Anggota Komisi II DPR RI dari Fraksi Golkar, Ahmad Irawan, menilai perkembangan teknologi tidak dapat dihindari. Menurutnya, digitalisasi diperlukan untuk memudahkan pelayanan publik.
Ahmad meminta pemerintah menyiapkan strategi besar menghadapi perubahan teknologi. Ia menilai pemanfaatan AI tidak otomatis berarti seluruh ASN akan digantikan mesin. Sebaliknya, kebutuhan pegawai perlu disesuaikan dengan kondisi organisasi dan pelayanan publik.
Selain itu, pemerintah perlu memetakan pekerjaan yang dapat dibantu teknologi. Penilaian tersebut mencakup beban kerja, kebutuhan organisasi, serta kualitas layanan kepada masyarakat. Dengan begitu, penggunaan AI dapat meningkatkan efisiensi tanpa mengabaikan peran manusia.

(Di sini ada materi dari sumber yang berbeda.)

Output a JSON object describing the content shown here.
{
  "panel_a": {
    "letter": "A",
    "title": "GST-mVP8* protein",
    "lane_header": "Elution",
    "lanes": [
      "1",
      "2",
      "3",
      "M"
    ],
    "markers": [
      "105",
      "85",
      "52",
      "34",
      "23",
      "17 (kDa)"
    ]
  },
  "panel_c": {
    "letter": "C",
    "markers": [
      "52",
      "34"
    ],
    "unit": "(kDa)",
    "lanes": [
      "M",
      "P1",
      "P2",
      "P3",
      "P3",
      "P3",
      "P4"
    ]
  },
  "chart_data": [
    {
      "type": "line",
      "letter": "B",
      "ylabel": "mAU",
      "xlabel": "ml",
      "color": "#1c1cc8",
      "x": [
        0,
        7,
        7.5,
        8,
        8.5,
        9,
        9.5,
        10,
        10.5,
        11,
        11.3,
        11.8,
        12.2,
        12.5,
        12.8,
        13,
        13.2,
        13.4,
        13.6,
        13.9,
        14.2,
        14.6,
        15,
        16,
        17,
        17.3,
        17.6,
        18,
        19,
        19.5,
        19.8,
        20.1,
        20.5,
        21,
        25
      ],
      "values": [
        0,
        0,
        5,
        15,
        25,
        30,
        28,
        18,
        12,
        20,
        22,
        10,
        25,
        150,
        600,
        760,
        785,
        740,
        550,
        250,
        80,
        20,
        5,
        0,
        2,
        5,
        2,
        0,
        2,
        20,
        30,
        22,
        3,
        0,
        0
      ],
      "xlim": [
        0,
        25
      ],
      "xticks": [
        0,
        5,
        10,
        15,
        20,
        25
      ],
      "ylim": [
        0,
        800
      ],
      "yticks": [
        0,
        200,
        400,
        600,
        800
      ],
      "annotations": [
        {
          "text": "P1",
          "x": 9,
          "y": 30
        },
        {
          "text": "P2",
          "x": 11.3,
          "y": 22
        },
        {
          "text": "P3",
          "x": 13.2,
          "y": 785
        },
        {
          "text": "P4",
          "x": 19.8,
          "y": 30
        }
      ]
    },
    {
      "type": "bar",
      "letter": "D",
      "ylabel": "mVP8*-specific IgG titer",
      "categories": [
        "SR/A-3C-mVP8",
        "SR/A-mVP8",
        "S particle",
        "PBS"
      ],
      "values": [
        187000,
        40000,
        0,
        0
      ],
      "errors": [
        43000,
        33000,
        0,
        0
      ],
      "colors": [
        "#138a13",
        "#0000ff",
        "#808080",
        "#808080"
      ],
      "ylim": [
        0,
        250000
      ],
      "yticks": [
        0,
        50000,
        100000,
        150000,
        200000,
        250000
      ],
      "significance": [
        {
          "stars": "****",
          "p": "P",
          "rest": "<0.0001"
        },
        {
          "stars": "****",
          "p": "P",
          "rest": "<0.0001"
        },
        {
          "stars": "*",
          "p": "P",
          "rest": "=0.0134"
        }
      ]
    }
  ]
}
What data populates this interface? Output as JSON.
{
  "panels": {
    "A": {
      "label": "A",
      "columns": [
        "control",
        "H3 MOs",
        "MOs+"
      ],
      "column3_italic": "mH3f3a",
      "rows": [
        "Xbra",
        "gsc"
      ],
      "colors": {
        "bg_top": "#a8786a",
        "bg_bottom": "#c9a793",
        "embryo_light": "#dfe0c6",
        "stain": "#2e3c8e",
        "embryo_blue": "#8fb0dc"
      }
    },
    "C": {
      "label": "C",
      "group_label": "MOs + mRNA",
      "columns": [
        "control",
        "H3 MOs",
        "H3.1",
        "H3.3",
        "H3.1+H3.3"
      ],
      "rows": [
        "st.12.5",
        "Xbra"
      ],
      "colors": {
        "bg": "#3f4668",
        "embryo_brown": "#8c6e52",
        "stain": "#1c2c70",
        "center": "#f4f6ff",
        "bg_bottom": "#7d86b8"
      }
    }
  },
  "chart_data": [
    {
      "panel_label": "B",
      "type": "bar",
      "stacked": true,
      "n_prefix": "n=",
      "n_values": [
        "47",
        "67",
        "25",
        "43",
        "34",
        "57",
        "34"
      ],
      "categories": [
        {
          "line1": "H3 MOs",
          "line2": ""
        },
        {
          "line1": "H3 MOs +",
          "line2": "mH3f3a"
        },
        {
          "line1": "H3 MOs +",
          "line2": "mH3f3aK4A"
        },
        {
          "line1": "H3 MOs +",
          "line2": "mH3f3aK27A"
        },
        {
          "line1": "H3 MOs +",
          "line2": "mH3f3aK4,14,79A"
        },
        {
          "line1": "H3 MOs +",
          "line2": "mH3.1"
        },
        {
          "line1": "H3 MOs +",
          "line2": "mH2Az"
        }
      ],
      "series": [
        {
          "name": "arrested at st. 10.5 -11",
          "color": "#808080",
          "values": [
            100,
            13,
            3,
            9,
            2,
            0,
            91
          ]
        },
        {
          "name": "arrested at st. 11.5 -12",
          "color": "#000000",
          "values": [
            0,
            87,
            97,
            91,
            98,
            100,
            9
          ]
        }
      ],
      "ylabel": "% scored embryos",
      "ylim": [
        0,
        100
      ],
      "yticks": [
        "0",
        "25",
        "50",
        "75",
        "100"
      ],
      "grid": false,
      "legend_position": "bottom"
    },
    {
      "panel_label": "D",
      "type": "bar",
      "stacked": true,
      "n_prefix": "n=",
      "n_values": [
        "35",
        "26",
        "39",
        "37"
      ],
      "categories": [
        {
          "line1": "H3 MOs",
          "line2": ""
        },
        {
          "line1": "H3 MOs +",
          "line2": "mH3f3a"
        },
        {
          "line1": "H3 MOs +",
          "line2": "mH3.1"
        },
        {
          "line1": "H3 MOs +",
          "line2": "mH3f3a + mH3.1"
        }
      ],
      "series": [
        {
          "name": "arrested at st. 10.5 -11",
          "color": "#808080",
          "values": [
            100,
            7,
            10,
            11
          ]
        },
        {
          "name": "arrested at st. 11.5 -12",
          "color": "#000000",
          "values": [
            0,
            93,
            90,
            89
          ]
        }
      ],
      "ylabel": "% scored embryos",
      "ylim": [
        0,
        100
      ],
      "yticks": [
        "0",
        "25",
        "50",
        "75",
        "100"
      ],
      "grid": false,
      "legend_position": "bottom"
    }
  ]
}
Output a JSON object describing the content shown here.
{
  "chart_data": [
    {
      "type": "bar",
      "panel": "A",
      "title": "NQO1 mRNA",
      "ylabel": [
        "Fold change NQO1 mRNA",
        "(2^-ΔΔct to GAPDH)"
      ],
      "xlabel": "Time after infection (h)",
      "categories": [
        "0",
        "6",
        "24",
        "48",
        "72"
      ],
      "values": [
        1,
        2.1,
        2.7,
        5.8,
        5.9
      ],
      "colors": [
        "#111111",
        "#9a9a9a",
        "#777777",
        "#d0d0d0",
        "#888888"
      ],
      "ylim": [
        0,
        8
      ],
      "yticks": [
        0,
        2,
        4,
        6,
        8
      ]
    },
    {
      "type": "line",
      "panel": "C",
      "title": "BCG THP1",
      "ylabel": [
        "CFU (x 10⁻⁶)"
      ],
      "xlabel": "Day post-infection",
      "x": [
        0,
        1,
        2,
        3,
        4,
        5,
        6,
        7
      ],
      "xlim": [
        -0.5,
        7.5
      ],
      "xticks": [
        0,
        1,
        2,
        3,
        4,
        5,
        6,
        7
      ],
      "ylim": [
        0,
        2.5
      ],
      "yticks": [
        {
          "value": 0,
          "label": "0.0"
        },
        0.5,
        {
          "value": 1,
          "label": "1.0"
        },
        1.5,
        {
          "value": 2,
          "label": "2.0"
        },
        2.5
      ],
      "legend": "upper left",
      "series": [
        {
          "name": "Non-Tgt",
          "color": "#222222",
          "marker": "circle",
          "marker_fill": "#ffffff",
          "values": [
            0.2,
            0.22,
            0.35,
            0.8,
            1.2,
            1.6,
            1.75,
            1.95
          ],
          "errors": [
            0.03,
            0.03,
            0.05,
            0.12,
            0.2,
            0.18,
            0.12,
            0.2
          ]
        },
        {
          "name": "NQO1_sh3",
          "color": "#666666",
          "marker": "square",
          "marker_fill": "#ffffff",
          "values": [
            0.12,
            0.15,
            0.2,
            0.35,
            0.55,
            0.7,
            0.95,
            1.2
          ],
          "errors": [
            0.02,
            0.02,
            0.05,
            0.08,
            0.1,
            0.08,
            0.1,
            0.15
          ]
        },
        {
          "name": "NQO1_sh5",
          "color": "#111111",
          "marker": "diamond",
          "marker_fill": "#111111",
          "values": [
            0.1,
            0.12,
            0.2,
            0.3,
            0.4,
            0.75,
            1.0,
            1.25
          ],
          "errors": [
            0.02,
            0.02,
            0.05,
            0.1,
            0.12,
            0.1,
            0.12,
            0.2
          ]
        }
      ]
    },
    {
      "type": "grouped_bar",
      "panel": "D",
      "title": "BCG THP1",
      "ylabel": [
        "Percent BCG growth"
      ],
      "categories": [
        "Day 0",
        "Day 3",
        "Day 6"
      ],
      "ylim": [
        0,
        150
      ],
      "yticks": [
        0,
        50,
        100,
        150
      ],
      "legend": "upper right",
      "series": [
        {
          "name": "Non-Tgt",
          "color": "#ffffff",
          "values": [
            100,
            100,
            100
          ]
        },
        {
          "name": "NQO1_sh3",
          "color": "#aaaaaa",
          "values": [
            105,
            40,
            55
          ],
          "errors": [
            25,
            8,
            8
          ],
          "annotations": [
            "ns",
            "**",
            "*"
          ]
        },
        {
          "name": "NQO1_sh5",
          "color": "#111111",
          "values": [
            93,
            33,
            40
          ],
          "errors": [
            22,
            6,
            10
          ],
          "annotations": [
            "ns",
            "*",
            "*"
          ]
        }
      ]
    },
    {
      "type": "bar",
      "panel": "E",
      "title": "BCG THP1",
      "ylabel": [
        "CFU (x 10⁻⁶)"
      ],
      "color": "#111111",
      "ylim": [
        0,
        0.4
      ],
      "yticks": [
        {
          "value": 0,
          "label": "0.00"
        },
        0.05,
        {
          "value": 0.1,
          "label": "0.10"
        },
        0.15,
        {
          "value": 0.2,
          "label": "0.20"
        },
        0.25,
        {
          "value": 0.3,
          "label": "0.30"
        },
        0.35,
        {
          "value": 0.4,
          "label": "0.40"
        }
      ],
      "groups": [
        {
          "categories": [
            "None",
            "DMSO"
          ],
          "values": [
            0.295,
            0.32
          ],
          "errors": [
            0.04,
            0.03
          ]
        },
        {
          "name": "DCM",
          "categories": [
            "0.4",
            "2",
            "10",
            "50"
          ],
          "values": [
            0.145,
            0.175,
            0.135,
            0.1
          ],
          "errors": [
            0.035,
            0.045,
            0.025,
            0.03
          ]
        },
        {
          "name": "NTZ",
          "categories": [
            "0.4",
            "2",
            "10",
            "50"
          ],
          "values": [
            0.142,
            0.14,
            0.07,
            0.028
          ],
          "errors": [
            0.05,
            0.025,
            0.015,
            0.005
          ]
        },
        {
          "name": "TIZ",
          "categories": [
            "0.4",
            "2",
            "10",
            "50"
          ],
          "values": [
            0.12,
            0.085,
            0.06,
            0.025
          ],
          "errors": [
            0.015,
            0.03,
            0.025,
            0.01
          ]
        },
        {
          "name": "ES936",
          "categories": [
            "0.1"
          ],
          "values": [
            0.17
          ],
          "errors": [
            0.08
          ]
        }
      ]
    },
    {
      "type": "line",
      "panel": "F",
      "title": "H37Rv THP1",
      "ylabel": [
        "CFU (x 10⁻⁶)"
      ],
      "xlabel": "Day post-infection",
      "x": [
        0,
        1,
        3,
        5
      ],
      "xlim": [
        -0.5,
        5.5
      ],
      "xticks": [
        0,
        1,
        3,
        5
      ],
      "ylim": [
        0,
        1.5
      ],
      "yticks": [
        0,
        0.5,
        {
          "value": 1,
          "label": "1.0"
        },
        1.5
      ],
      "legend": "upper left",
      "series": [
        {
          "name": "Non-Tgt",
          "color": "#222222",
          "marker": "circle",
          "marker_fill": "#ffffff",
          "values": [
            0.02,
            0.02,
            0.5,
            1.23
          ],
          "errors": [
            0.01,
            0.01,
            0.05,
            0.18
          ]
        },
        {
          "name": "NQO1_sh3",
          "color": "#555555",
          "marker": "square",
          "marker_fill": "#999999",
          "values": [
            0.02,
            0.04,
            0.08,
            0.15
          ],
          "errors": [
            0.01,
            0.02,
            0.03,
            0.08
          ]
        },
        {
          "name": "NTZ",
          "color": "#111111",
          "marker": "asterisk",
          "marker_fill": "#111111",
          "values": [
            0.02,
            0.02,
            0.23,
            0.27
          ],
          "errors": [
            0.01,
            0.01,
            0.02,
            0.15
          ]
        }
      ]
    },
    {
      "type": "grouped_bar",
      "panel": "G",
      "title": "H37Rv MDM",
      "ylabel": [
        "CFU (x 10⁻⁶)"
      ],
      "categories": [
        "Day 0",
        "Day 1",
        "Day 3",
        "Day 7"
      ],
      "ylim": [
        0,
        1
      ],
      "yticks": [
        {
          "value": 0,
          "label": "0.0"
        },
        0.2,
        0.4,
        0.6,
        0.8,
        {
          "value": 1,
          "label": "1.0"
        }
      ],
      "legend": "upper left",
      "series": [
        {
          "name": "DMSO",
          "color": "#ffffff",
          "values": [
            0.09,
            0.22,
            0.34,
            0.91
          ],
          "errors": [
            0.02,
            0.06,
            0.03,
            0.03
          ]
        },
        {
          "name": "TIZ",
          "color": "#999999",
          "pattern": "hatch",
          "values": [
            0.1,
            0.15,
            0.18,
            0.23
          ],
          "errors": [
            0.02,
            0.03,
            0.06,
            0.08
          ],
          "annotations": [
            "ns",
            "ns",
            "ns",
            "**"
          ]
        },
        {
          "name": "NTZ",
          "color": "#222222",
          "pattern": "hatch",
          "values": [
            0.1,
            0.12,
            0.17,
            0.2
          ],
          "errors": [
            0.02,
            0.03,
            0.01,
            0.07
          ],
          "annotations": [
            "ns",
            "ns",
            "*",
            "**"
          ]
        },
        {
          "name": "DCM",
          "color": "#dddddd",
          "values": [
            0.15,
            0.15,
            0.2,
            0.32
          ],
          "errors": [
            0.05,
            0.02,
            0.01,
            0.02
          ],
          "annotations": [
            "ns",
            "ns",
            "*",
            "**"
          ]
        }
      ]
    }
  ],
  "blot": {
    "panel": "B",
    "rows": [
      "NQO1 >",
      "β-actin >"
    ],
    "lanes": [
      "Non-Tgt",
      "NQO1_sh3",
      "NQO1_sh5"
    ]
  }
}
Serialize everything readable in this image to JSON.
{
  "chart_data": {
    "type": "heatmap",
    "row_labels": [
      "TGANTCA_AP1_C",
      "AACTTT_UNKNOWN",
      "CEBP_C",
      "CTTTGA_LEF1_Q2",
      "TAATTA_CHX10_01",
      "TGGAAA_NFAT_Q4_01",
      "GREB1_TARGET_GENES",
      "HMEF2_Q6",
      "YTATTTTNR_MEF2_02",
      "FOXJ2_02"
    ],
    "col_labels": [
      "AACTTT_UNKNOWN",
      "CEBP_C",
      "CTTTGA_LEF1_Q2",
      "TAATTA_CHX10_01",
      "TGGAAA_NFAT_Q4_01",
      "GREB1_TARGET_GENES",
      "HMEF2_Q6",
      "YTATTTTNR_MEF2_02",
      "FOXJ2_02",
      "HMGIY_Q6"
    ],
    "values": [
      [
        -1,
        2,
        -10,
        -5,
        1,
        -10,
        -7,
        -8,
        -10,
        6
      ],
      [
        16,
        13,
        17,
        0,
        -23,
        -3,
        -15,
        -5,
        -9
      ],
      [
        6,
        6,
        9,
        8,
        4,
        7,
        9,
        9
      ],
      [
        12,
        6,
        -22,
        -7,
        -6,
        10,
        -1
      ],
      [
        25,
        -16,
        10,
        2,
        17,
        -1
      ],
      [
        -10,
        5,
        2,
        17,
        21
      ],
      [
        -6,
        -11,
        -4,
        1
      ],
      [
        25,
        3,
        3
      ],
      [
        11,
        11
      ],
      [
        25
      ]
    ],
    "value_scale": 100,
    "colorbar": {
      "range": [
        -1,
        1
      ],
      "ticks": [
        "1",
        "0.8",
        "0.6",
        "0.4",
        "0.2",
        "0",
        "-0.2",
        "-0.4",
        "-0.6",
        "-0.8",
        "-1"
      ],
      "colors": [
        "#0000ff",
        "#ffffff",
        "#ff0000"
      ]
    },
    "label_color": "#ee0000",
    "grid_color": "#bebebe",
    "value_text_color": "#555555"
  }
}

Langkah peningkatan kompetensi ASN juga mulai disiapkan pemerintah. Badan Kepegawaian Negara sebelumnya menggandeng Microsoft untuk melatih 145 ribu ASN menghadapi era AI. Program tersebut mencakup kepemimpinan digital, literasi data, dan kemampuan menggunakan AI.
Sementara itu, Kementerian Komunikasi dan Digital menyiapkan peta jalan AI nasional. Pemerintah juga mendorong penerapan AI yang berpusat pada manusia dan berbasis risiko. Karena itu, AI dipandang sebagai alat untuk memperkuat kemampuan ASN, bukan sekadar menggantikan pekerjaan manusia.